Company’s Support Services are subject to the following:

  • The Services regarding Software do not include on-site technical support, consulting (redesigning, re-architecting or reconfiguring Customer’s network), support for incompatible products or third party products, training, professional services or related out-of-pocket expenses.
  • Company’s support obligations shall apply only to those versions of the applicable Software that are within one (1) major version or two (2) minor versions of the then-current version, and within a one (1) year time frame of current version, whichever is greater; and provided Customer is current in installing all Updates provided to it.  Error resolution will not be provided with respect to a Software version after the lapse of one (1) year from Company’s discontinuation of such version.
  • The services hereunder are provided with respect to Errors and/or Hardware failures only, subject to the exclusions described in Section 6 herein. In the event that any problem or error is discovered to fall outside of the scope of the definition of Error, then Company reserves the right to recover all expenses related to the support provided, at the then current prices for such services.

EXCLUSIONS

  • Company shall not be responsible for repairing Software or Hardware or providing other services required as a result of negligence, reverse-engineering attempt, reasonable wear and tear, misuse or mishandling of the Software or Hardware by Customer or any third party not under Company’s direct control, such as: unauthorized repairs or maintenance, inappropriate environmental conditions (such as power and air-conditioning failures), or damages to the Hardware caused by events such as lightning, fire, earthquake, or floods.
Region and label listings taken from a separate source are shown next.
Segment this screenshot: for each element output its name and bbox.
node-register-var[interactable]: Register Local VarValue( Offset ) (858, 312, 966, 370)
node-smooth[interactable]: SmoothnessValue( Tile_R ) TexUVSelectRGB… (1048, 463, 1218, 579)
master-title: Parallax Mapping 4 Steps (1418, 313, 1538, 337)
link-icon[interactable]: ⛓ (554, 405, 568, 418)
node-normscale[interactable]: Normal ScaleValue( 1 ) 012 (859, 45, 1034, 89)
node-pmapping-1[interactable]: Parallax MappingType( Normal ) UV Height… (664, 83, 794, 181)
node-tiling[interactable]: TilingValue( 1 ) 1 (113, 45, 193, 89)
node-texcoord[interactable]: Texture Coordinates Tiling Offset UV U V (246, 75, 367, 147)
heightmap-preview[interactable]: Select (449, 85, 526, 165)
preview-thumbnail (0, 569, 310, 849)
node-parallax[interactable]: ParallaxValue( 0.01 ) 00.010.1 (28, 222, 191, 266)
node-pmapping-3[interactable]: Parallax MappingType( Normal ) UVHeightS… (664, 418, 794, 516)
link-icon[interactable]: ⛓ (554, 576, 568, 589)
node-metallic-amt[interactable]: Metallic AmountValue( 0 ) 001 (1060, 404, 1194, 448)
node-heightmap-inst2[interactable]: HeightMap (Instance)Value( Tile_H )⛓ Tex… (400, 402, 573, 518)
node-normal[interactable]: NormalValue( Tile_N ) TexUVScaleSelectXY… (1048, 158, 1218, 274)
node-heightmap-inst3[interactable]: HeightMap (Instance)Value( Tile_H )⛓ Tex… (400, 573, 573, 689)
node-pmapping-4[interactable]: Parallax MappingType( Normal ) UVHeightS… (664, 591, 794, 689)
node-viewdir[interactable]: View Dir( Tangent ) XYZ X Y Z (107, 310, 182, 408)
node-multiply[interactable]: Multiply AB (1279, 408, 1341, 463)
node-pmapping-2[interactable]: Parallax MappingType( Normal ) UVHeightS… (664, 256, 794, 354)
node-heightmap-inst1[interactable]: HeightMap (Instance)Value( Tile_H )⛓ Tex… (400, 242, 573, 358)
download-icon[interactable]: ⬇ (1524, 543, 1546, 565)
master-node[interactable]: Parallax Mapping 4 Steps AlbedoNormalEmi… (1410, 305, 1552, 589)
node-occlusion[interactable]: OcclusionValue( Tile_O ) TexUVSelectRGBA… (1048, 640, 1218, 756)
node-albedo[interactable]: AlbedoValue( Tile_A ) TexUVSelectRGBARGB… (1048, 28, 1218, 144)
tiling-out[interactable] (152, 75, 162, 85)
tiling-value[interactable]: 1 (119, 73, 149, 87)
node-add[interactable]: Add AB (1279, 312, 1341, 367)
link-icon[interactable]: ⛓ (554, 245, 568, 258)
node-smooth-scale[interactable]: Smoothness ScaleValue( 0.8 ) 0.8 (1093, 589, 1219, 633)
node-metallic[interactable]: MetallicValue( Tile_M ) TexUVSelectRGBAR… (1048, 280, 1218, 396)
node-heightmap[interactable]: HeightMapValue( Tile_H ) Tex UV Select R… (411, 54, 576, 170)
Repairs or other services required in such circumstances shall be negotiated by the Parties on a case-by-case basis.
  • The failure of the Company to comply with it support obligations hereunder, that is caused in whole or part by any of the following, shall not be considered a default under this SLA:
    • (a) A failure of Customer’s furnished equipment or premises, or equipment of a Customer vendor;
    • (b) A failure of any third party that provides hardware or software or other components utilized by Customer for or in connection with the operation of the Software;
    • (c) A failure in local access facilities connecting Software to Customer’s networks (e.g. ISP failure or internet backbone deficiencies);
    • (d) Force majeure events as defined under the Agreement or natural disaster that could not reasonably be foreseen or is a result of circumstances that cannot be expected to be prevented or cannot be reasonably foreseen;
    • (e) Any act or omission of Customer or any third party acting on Customer’s behalf that lead to, without limitation, (i) inadequate access to facilities for installation, testing, or repair or replacement of Software or Hardware (ii) failing to provide access to Customer premises as reasonably required to enable Company to comply with its obligations regarding under the SLA, (iii) failing to take any remedial action in relation to a service as recommended by Company, (iv) failure to maintain the current version of the Software (subject to Section ‎5.2); or (v) any act or omission which causes Company to be unable to meet any of the SLA;

    • (f) Unavailability of Customer to support Company’s incident response efforts.

UPDATES

As part of the support services provided by Company hereunder, Company shall make available to Customer any Updates to the Software or documentation, if and when Company makes such Updates generally available for no additional charge to its other customers then covered by maintenance services with similar terms as the terms of this SLA. Company shall have no obligation hereunder to make any modifications to the Updates to conform the same to any modifications of the Software or documentation made by any person or entity other than Company.